Texas Democrats attributed the decline in Black turnout to voting restrictions in the state, like the outlawing of 24-hour polling places and drive-through voting, which were offered during the Covid-19 pandemic in Harris County in 2020. They faulted the lack of a Black candidate at the top of the ticket, too. Enthusiasm for voting among Black voters, said Evbagharu, is depressed when “we don’t see us” on the ballot.
Democratic candidates are also still trying to figure out how to turn out Black voters outside of the city centers. Traditional turnout efforts, like “souls to the polls,” may be effective in a compact, highly populated urban area. But as the Black population becomes more dispersed, Brown said, “I think folks are probably going to start putting their heads together for the next cycle to really think about what does that mean if I attend church in Dallas, but I live in Collin County” and vote in different races there.

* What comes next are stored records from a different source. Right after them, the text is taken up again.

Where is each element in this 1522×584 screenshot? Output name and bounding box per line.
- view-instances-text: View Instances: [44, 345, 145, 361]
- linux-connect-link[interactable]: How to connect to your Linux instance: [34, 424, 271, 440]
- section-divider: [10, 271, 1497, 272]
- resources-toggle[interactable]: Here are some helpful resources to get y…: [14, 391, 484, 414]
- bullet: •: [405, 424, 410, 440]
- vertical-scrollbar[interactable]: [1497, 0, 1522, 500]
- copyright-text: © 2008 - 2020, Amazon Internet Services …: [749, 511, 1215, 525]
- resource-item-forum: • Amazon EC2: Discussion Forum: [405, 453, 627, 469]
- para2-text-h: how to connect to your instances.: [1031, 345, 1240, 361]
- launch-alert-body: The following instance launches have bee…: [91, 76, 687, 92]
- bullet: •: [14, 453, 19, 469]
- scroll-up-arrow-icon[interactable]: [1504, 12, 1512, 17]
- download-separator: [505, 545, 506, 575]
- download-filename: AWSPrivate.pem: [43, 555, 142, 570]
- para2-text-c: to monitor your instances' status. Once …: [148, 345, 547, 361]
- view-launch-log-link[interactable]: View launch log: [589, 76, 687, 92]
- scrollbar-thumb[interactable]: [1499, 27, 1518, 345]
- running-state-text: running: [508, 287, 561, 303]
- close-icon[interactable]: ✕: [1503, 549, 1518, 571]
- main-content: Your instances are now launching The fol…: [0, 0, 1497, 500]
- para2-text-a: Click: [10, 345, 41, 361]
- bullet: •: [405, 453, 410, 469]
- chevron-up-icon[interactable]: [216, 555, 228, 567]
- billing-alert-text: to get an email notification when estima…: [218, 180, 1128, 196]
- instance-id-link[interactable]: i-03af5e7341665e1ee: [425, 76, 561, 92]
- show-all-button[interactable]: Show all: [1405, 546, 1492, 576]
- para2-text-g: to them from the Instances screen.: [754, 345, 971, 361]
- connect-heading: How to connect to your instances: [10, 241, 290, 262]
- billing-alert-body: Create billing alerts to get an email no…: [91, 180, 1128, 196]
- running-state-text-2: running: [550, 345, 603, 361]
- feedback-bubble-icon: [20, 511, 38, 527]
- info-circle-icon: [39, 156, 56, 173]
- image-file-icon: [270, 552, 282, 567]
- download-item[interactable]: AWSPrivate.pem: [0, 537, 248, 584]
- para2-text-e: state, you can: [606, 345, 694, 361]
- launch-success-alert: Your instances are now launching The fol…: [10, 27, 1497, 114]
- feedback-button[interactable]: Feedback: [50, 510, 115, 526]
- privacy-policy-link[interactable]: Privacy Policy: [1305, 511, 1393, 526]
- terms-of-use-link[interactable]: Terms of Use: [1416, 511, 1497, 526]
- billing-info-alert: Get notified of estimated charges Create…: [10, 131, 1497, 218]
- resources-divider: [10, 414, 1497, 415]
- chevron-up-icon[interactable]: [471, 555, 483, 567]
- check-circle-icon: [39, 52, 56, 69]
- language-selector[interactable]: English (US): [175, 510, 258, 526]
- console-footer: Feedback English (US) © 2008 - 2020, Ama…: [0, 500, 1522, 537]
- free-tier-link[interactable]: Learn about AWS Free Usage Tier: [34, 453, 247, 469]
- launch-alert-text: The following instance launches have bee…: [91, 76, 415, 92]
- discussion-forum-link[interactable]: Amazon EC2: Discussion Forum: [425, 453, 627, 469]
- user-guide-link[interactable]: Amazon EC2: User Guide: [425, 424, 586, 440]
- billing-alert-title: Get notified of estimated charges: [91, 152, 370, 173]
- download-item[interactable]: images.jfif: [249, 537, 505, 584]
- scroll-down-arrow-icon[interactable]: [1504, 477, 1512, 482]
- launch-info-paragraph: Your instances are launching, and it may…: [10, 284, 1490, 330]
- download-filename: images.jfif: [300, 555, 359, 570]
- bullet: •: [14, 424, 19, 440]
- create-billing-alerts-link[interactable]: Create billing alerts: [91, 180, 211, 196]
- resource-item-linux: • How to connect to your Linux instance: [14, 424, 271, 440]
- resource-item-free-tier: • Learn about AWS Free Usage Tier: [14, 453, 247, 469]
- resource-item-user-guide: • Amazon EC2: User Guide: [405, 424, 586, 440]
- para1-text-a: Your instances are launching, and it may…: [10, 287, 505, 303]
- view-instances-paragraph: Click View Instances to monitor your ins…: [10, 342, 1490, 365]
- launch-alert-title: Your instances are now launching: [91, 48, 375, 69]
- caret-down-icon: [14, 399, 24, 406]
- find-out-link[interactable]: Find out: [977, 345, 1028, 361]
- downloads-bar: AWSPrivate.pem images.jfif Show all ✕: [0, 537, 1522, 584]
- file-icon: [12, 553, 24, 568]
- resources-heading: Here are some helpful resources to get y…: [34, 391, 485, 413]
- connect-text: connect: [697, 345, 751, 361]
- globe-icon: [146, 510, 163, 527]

If the movement of Black people to the suburbs continues, it’s possible that, over time, regardless of Republicans’ power today, GOP gerrymandering will simply not be able to keep up with it.
One night this month in Harris County, leaders of the local Democratic Party convened a call with activists to review their midterm performance, with Evbagharu, the party chair, beaming in from the party headquarters. Field metrics from the 2022 campaign — doors knocked, calls made, texts sent — were still tabulated on the wall.
It had been a relatively good night for county Democrats, re-electing County Judge Lina Hidalgo, a rising star in the Democratic Party, and expanding their majority on the county commissioner's court. Black turnout had lagged across the county. But in several heavily Black suburban precincts, Democrats targeted, the falloff from 2018 had not been as severe.
Part of the reason, Evbagharu said, was “super, super simple,” with Democrats knocking on doors, texting and calling Black voters in areas where the party historically has not run robust field operations.
Over time, he said, that increased attention — and the sheer numbers of Black voters in the suburbs — should pay off, even with Republican-controlled redistricting.
As Democrat Chris Hollins, the former Harris County clerk who’s running for mayor in 2023, put it, the GOP is gradually “running out of space.”
“Those margins are going to get narrower and narrower and tougher and tougher to draw in such an unfair manner,” said Hollins, who is Black.
The district Rosenthal won in 2018 wasn’t competitive when the lines were first drawn in the last redistricting, in 2010. It took eight years for the population to change enough for a Democrat to win.
Rahman, the Democratic strategist in Texas, predicted that by the end of this decade, now-safely Republican districts like Rep. Troy Nehls’, southwest of Houston, Rep. Chip Roy’s, outside of Austin, and Rep. Beth Van Duyne’s, in the Dallas-Fort Worth area, would become competitive, too.
For Democrats to win in suburban areas like those, he said, “It’s going to be kind of on the backs of Black voters.”